Ich hatte bereits im März in den Freundschaftsspielen gegen Irland und Dänemark ein super Gefühl nach den Spielen, auch wenn wir nicht gewonnen haben. Aber es hat sich irgendetwas geändert in der Mannschaft. Wir waren viel kommunikativer zusammen, viel offener, viel ehrlicher. Wir haben gesagt, wenn etwas nicht in Ordnung war. Das hat uns in der Qualifikation noch gefehlt. Man sieht einmal mehr, dass man erwachsen genug sein muss, um Dinge anzusprechen und gewisse Sachen auch zu akzeptieren.
… welchen Einfluss die Besuche von Murat Yakin bei ihm in Düsseldorf auf das aktuelle Hoch hatten.
Als Muri bei mir war, ging es zu achtzig, neunzig Prozent nicht um Fussball, sondern um andere Dinge. Es ging um die Organisation an der Europameisterschaft. Darum, wo wir trainieren werden, wo unser Hotel ist. Weniger um taktische Dinge. Ich glaube, da weiss der Trainer viel besser Bescheid. Am Ende geht es nicht ums System, nicht darum, ob du Vierer- oder Dreierkette spielst. Es geht um Leidenschaft, um Energie.
… seine aktuelle Beziehung zum Nationaltrainer.
Ich bin ein Spieler, der das totale Vertrauen des Trainers braucht und auch diese Wärme. Ich glaube, das ist mit Muri mittlerweile sehr, sehr gut. Wir reden inzwischen offen über ganz viele Dinge. Es ist nicht so, dass das am Anfang nicht auch so war. Aber man macht Fehler. Auch ich habe Fehler gemacht. Aber man lernt daraus. Ich bin froh, dass die Vergangenheit Vergangenheit ist. Und jetzt sieht man, dass man Erfolg haben kann, wenn die Kommunikation sehr offen und sehr ehrlich ist.

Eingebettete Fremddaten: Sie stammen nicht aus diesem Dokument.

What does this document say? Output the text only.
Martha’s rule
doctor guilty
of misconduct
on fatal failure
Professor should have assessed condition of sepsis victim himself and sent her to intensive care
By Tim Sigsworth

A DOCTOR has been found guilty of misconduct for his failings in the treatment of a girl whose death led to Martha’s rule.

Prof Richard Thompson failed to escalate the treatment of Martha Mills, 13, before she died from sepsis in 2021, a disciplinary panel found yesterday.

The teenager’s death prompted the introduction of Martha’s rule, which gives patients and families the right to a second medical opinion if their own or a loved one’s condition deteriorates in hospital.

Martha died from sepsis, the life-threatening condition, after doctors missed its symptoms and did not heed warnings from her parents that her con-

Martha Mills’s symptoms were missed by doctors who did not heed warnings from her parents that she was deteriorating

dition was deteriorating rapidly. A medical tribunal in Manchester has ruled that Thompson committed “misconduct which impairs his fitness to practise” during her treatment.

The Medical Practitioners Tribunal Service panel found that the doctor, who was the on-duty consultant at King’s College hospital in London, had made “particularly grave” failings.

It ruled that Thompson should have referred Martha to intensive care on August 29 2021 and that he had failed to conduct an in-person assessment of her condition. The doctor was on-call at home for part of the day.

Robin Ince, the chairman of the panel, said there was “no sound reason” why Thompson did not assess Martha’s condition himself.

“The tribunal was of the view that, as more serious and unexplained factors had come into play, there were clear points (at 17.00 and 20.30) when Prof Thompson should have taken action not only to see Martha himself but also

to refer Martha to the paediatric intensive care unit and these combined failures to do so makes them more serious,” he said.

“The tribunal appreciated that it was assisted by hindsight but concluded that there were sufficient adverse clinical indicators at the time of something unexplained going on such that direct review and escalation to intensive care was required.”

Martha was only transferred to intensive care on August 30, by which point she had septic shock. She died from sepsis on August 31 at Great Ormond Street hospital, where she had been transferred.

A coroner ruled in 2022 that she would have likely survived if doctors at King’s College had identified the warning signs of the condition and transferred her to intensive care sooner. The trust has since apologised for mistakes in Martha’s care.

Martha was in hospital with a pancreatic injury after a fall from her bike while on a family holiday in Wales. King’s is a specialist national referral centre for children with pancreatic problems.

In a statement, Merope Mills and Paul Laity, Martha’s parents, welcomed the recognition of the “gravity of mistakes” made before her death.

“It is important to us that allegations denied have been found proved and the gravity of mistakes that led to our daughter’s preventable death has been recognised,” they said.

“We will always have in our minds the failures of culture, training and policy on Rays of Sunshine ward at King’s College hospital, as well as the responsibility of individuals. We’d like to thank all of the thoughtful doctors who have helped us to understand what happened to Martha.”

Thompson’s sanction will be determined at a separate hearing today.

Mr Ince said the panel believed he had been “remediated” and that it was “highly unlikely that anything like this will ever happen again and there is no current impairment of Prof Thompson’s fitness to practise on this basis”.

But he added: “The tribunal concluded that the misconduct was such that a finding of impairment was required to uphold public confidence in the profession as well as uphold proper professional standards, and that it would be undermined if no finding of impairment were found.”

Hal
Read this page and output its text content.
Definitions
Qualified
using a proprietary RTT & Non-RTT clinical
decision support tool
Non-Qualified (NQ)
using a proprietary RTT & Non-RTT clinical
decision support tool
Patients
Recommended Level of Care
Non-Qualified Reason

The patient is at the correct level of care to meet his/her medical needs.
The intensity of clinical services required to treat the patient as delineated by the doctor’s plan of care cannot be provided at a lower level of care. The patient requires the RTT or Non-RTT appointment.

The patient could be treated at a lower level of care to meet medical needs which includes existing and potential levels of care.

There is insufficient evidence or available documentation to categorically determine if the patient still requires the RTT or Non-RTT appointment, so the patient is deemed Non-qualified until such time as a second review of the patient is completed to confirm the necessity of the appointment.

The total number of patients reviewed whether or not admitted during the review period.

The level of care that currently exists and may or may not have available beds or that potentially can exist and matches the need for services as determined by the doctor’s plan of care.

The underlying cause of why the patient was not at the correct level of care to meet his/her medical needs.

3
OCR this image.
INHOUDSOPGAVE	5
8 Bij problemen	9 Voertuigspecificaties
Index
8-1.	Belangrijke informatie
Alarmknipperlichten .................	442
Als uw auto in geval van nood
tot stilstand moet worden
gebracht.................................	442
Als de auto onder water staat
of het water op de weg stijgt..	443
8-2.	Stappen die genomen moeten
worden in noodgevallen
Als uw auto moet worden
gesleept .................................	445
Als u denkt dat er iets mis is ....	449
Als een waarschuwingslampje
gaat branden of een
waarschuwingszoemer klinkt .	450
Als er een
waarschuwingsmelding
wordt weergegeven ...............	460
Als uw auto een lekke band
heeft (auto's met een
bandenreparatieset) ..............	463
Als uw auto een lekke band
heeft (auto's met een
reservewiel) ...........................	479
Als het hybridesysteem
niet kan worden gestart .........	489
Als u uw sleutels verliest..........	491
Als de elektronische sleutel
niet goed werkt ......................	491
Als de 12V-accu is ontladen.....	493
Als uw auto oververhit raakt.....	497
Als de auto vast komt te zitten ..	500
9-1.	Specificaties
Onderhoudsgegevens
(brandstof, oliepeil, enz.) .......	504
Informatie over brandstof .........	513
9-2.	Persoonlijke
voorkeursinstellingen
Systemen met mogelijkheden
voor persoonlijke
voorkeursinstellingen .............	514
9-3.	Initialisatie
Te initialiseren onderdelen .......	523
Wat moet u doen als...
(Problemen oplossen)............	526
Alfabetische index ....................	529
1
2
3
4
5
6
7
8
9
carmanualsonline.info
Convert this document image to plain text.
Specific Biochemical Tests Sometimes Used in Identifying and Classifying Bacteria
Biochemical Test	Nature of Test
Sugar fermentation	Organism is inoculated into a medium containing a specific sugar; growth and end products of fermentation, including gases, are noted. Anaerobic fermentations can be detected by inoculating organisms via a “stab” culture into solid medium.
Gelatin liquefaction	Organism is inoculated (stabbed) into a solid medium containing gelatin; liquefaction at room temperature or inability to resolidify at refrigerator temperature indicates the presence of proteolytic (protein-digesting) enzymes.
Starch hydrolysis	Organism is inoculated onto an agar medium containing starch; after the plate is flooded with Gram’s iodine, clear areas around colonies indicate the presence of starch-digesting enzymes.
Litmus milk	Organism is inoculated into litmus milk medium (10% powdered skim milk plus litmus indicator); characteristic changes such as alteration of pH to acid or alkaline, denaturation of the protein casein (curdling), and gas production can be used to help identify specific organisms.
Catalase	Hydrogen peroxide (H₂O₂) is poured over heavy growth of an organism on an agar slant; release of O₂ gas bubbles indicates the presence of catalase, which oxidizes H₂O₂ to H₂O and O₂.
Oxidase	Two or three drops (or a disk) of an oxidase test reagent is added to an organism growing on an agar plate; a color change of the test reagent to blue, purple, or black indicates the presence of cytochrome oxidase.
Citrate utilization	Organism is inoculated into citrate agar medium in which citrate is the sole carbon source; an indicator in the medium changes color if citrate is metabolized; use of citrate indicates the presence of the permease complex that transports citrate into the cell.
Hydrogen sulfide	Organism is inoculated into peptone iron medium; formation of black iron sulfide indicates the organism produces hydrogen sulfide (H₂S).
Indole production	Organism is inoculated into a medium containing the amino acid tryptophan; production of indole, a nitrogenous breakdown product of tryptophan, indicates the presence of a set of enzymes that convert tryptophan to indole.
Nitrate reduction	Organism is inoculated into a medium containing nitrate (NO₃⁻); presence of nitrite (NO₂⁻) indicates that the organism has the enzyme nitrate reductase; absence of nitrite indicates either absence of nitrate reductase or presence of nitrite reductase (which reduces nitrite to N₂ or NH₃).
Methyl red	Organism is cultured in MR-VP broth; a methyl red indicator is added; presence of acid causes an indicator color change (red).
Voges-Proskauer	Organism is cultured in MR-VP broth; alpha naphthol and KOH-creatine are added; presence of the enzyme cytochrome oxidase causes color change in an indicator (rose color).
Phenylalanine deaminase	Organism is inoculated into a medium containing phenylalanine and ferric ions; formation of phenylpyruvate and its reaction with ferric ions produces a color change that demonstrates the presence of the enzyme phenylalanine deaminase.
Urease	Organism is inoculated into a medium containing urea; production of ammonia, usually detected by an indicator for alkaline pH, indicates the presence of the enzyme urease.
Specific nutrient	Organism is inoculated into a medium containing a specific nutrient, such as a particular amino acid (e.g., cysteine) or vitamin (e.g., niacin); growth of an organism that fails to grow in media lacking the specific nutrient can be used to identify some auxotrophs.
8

Nicht nur mit mir, sondern mit allen Spielern. Wir sind sehr hungrig. Mittlerweile hungriger als je zuvor.
… seine Ruhe, die er an dieser EM ausstrahlt.
Ich bin ja eigentlich ein Fan davon, etwas zu machen. Ich war auch kurz davor, etwas zu machen, aber ich habe es gelassen. Nein, ich werde nicht sagen, was es gewesen wäre. Und es tut schon gut, dass wir mal gar keine Unruhe haben, dass wir uns ganz auf den Fussball konzentrieren können.
… den Schreckmoment im Italien-Spiel, als er ein Schmerzmittel nehmen musste.
Als wir am Donnerstag Penaltyschiessen geübt haben, habe ich nach dem ersten Schuss etwas an den Adduktoren gespürt. Darum habe ich am Freitag nicht mit dem Team trainiert. Im Spiel habe ich dann nach 15 Minuten etwas Kleines bemerkt. Aber dafür hat man Ärzte. Und ich konnte ja 90 Minuten durchspielen. Das war für mich sehr wichtig. Jetzt kann der Schmerz ruhig mal da sein, wir haben ja sieben Tage Zeit. Grundsätzlich ist mein Fitnesslevel sehr hoch.
… seine beiden Mädchen und wie sie ihn an der EM erleben.
Klar, die Grosse versteht natürlich ein bisschen mehr als die Kleine. Beide wissen inzwischen, dass der Papa viel unterwegs ist. Ich konnte sie vor dem Spiel gegen Deutschland noch kurz in Köln sehen. Am Samstag wird die Grössere auf jeden Fall im Stadion sein. Weil am Sonntag keine Schule ist, wäre auch ein Penaltyschiessen kein Problem, da kann sie gut etwas länger bleiben. Aber ich habe beiden gesagt, dass ich erst nach Hause komme, wenn etwas Grosses geschehen ist.